Clearly, many in Vancouver do not wish to be slaves, but instead intend to seize this moment and actively work together with a myriad of different people to create a better existence for everybody, regardless of any arbitrary differences.  

The following is the first paragraph of the current declaration of the Occupy Vancouver Movement: “We, the Ninety-Nine Percent, come together with our diverse experiences to transform the unequal, unfair, and growing disparity in the distribution of power and wealth in our city and around the globe. We challenge corporate greed, corruption, and the collusion between corporate power and government. We oppose systemic inequality, militarization, environmental destruction, and the erosion of civil liberties and human rights. We seek economic security, genuine equality, and the protection of the environment for all.” (2)
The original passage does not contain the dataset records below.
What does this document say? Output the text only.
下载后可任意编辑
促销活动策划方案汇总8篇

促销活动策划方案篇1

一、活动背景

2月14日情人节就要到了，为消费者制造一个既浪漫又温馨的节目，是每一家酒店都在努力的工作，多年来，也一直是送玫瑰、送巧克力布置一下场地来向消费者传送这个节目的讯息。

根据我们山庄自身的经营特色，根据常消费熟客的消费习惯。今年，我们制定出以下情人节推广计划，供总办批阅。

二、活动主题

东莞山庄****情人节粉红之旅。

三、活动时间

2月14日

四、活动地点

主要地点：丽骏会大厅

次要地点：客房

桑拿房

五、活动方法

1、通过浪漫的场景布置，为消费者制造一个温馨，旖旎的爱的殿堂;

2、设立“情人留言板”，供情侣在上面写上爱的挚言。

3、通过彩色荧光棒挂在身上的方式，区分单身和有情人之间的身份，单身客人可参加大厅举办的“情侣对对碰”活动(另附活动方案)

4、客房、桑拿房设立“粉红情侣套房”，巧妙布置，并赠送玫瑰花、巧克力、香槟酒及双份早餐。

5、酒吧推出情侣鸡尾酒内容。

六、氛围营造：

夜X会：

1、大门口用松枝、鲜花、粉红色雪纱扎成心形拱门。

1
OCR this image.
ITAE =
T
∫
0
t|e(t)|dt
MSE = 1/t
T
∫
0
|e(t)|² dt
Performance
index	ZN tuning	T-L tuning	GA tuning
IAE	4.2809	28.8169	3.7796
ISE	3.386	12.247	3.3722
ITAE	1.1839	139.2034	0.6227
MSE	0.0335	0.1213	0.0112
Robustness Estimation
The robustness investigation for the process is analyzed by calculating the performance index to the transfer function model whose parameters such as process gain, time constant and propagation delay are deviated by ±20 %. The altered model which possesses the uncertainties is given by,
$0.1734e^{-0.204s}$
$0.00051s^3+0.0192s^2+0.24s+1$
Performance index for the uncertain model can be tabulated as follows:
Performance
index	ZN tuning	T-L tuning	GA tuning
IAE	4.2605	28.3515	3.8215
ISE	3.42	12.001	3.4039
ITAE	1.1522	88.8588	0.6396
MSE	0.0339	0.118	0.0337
Another wonderful facet of the Occupy Vancouver declaration is their acknowledgement that Vancouver is already ‘occupied’ land.  The working document reads, “We humbly acknowledge that Occupy Vancouver is taking place on First Nation territories.” (2)  This small but poignant sentence signifies the forward thinking approach this movement is taking.  Undoubtedly, many young organizers involved in Occupy Vancouver would be new to this concept of native land struggles; however, their decision to recognize this fact will help ensure the movement remains true to the slogan “we are the Ninety-Nine Percent.” 

While all of the struggles represented are connected, there is no question that the increasing economic disparity is one of the main driving forces for today’s dynamic turn out.  British Columbians have been subject to an extremely unequal distribution of wealth.  In 2010 the richest 20 per cent of households were actually paying a lower tax rate than the bottom 80 per cent.  Those tax cuts resulted in more than $41,000 per year to the wealthiest one per cent of households.  The top 10 per cent averaged a $9,200-per-year gain. Lower income households netted a petty $200 annual tax cut, while the middle class received just over $1,200.  Moreover, the wealthiest one per cent of B.C. households raked in an average income of $820,000 in 2010, up from $602,000 in 2000, according to a Canadian Centre for Policy Alternatives (CCPA) report. (3)

Even if this movement dies tomorrow (which it won’t), it has succeeded in engaging untold thousands in the struggle for a more just, sane and healthy planet.  For this fact alone, this movement beckons us to embrace, nurture and celebrate it.  Those thousands of  people in the streets today are the best.  Join them if you can.